In the space of a mere seven years, the Sultanate’s Islamic banking sector has witnessed rapid growth to become the world’s 15th largest to date, according to a top official of the Central Bank of Oman (CBO).
Dr Qais Issa Mohammed al Yahyaei (pictured), Executive Vice-President, said Islamic banking accounts 13.4 per cent of the combined banking industry (conventional and sharia-compliant banking) as of June this year. In value terms, this equates to RO 4.6 billion (approximately $12 billion) in assets, he noted.
Delivering the keynote address at an Islamic Finance Conference organised by the Oman-French Friendship Association (OFA) at Fraser Suites here on Wednesday, Dr Al Yahyaei said the Islamic banking industry now comprises two full-fledged Islamic banks and six Islamic banking windows, which offer a full suite of saving, financing and investment products and services to government, businesses and consumers.
“Similarly, the profitability of Islamic banking sector in Oman has considerably improved during 2018, with a total profit of over RO 34 million, which shows an impressive growth of over 76 per cent from the previous year. All these achievements have already made the Islamic banking sector in Oman among the 15th largest in the world,” he stated.

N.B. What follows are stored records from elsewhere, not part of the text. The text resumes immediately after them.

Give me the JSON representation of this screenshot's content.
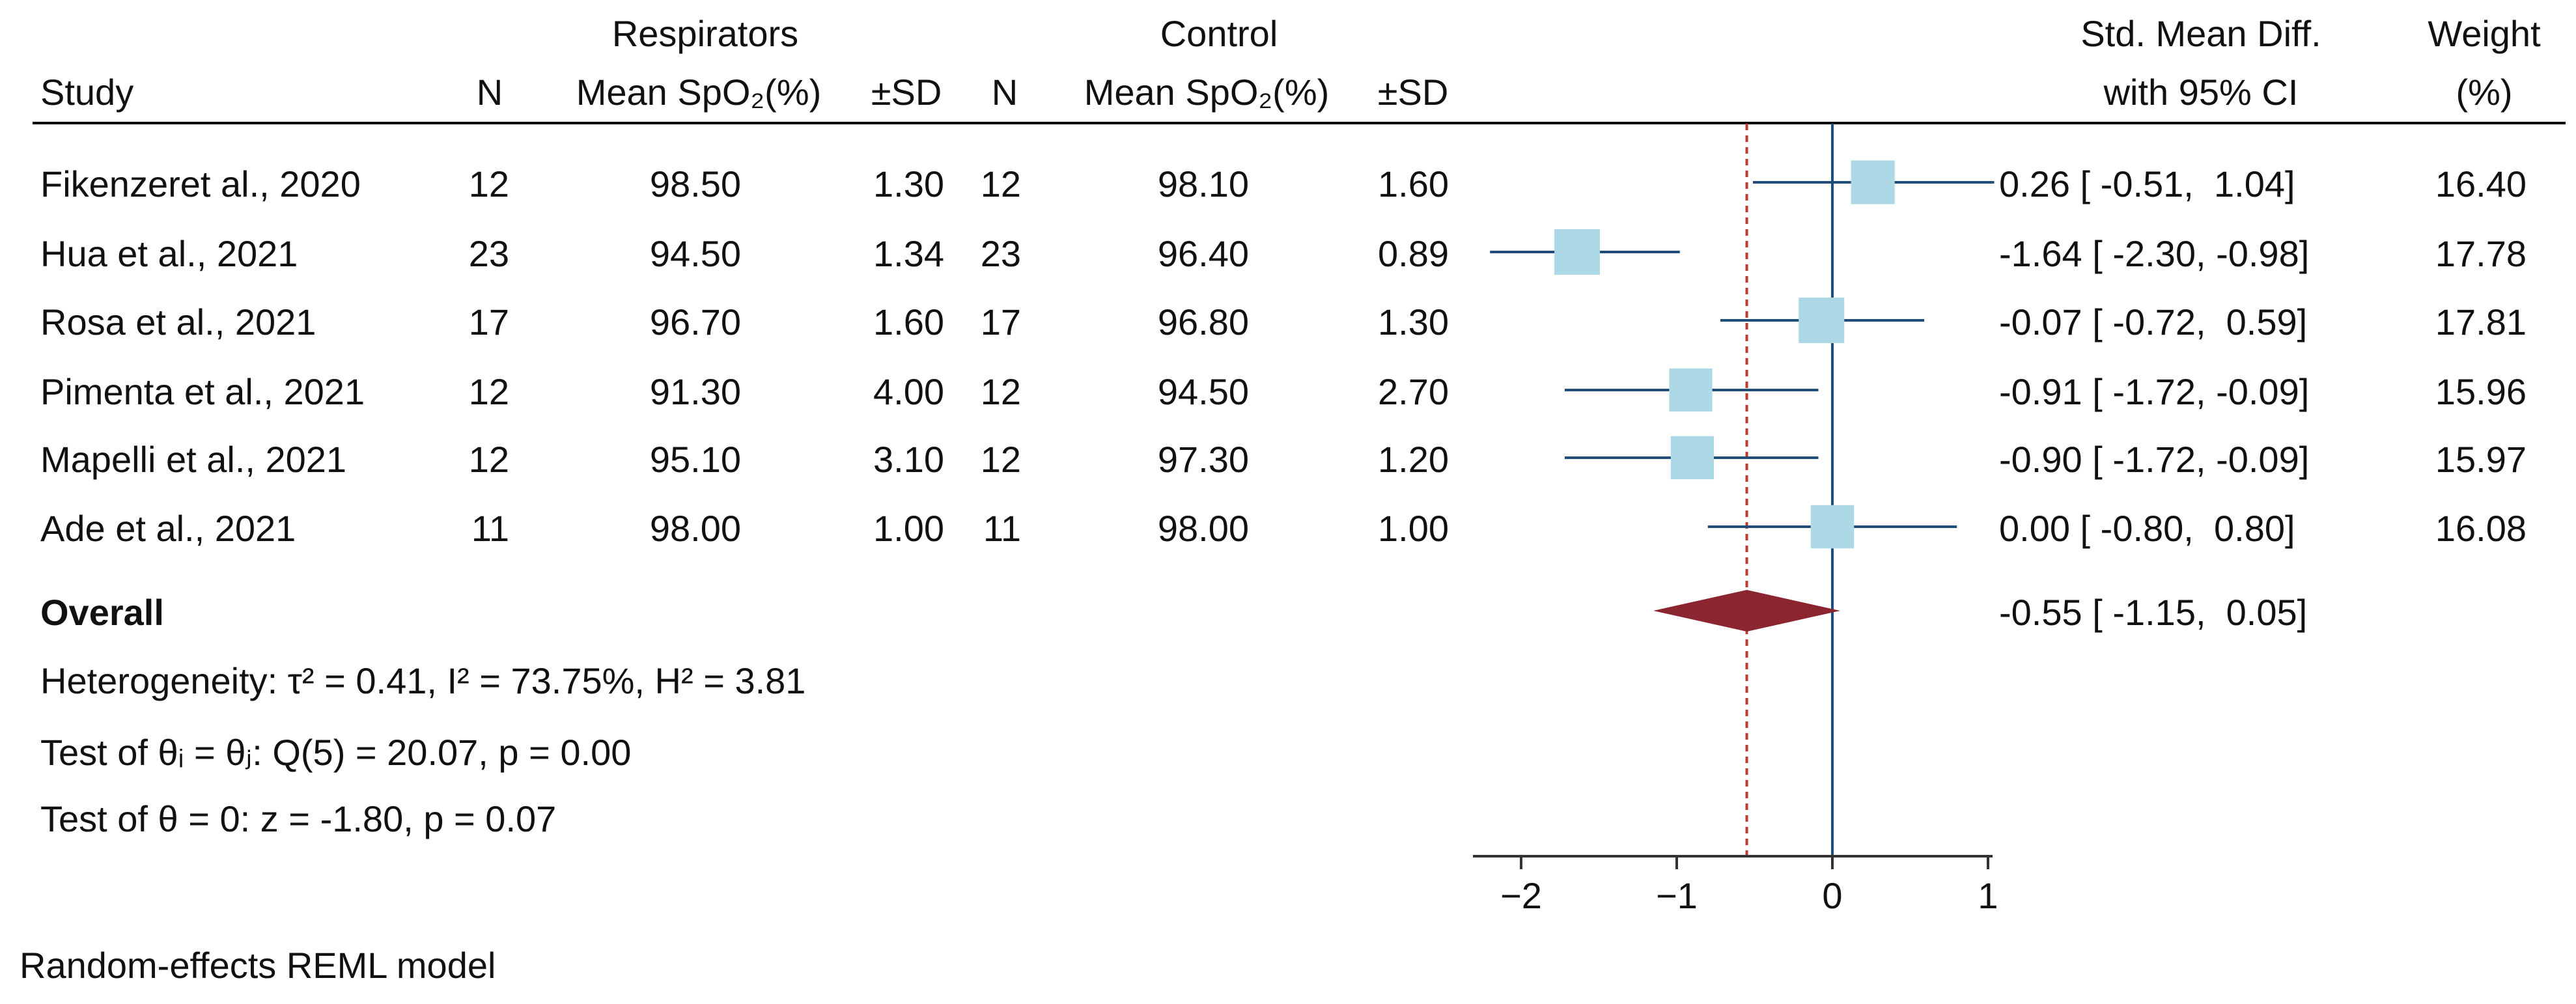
{
  "headers": {
    "study": "Study",
    "group1": "Respirators",
    "group2": "Control",
    "n": "N",
    "mean_spo2": "Mean SpO₂(%)",
    "sd": "±SD",
    "effect_line1": "Std. Mean Diff.",
    "effect_line2": "with 95% CI",
    "weight_line1": "Weight",
    "weight_line2": "(%)"
  },
  "studies": [
    {
      "name": "Fikenzeret al., 2020",
      "n1": "12",
      "mean1": "98.50",
      "sd1": "1.30",
      "n2": "12",
      "mean2": "98.10",
      "sd2": "1.60",
      "ci_text": "0.26 [ -0.51,  1.04]",
      "weight": "16.40"
    },
    {
      "name": "Hua et al., 2021",
      "n1": "23",
      "mean1": "94.50",
      "sd1": "1.34",
      "n2": "23",
      "mean2": "96.40",
      "sd2": "0.89",
      "ci_text": "-1.64 [ -2.30, -0.98]",
      "weight": "17.78"
    },
    {
      "name": "Rosa et al., 2021",
      "n1": "17",
      "mean1": "96.70",
      "sd1": "1.60",
      "n2": "17",
      "mean2": "96.80",
      "sd2": "1.30",
      "ci_text": "-0.07 [ -0.72,  0.59]",
      "weight": "17.81"
    },
    {
      "name": "Pimenta et al., 2021",
      "n1": "12",
      "mean1": "91.30",
      "sd1": "4.00",
      "n2": "12",
      "mean2": "94.50",
      "sd2": "2.70",
      "ci_text": "-0.91 [ -1.72, -0.09]",
      "weight": "15.96"
    },
    {
      "name": "Mapelli et al., 2021",
      "n1": "12",
      "mean1": "95.10",
      "sd1": "3.10",
      "n2": "12",
      "mean2": "97.30",
      "sd2": "1.20",
      "ci_text": "-0.90 [ -1.72, -0.09]",
      "weight": "15.97"
    },
    {
      "name": "Ade et al., 2021",
      "n1": "11",
      "mean1": "98.00",
      "sd1": "1.00",
      "n2": "11",
      "mean2": "98.00",
      "sd2": "1.00",
      "ci_text": "0.00 [ -0.80,  0.80]",
      "weight": "16.08"
    }
  ],
  "overall": {
    "label": "Overall",
    "ci_text": "-0.55 [ -1.15,  0.05]"
  },
  "stats": {
    "heterogeneity": "Heterogeneity: τ² = 0.41, I² = 73.75%, H² = 3.81",
    "test_equal": "Test of θᵢ = θⱼ: Q(5) = 20.07, p = 0.00",
    "test_zero": "Test of θ = 0: z = -1.80, p = 0.07"
  },
  "footnote": "Random-effects REML model",
  "chart_data": {
    "type": "forest",
    "xlim": [
      -2.2,
      1
    ],
    "xticks": [
      -2,
      -1,
      0,
      1
    ],
    "xtick_labels": [
      "−2",
      "−1",
      "0",
      "1"
    ],
    "null_line": 0,
    "estimates": [
      {
        "study": "Fikenzeret al., 2020",
        "smd": 0.26,
        "lo": -0.51,
        "hi": 1.04,
        "weight": 16.4
      },
      {
        "study": "Hua et al., 2021",
        "smd": -1.64,
        "lo": -2.3,
        "hi": -0.98,
        "weight": 17.78
      },
      {
        "study": "Rosa et al., 2021",
        "smd": -0.07,
        "lo": -0.72,
        "hi": 0.59,
        "weight": 17.81
      },
      {
        "study": "Pimenta et al., 2021",
        "smd": -0.91,
        "lo": -1.72,
        "hi": -0.09,
        "weight": 15.96
      },
      {
        "study": "Mapelli et al., 2021",
        "smd": -0.9,
        "lo": -1.72,
        "hi": -0.09,
        "weight": 15.97
      },
      {
        "study": "Ade et al., 2021",
        "smd": 0.0,
        "lo": -0.8,
        "hi": 0.8,
        "weight": 16.08
      }
    ],
    "overall": {
      "smd": -0.55,
      "lo": -1.15,
      "hi": 0.05
    },
    "colors": {
      "box": "#add8e6",
      "ci_line": "#1f4e79",
      "diamond": "#8b2530",
      "null_line": "#1f4e79",
      "overall_line": "#c0392b",
      "axis": "#333333"
    }
  }
}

Rivalling this strong uptrend in Islamic banking is the growth of the Takaful and Islamic capital market sectors, according to the official. “Based by several legal and regulatory initiatives for these sectors — including issuance of news laws and regulations — currently three Islamic funds and two takaful companies are operating in the Sultanate. Similarly, a Sharia Index at the Muscat Securities Market with over 30 Sharia compliant companies have been launched. Moreover, four sovereign sukuk and five corporate Sukuk have been issued so far, with a variety of structures and currencies,” he noted.
In his address, the Executive Vice- President said the Sultanate was endowed with all of the “ingredients” necessary to support the growth of a thriving domestic ‘Islamic economy’. He cited in this regard Oman’s “educated and energised youth, high quality infrastructure and business friendly policies”. These characteristics had enabled the Sultanate to be recognised internationally in recent months, he noted. “A few weeks ago, World Bank’s Ease of Doing Business 2020 annual report ranked Oman at 68th position globally, an advancement of 10 positions from the previous year.
The Sultanate also ranked first in the GCC in the “trading across borders” index,” he said.
The ‘Islamic Economy’, Dr Al Yahyaei stressed, should also be harnessed to support businesses with their funding requirements, thereby fuelling the growth of the national economy.
“Islamic banking entities should aim to offer innovative solutions to meet the needs of small and mediums enterprises, services sector and agriculture, while following the Islamic finance core principles of fairness, transparency and risk sharing. The provision of finance to these sectors will allow creating employment, promoting business and diversifying the economy.”
He also called upon Islamic banks to explore the integration of Islamic finance with social finance tools such as waqf, zakat and sadaqah to help achieve greater financial inclusive and thereby cater to the underserved and encourage wealth distribution as well.
“Similarly, stakeholders should not forget to enhance consumer experience by offering innovative solutions for credit, business and shopping by the use of digital channels and e-delivery solutions,” he added.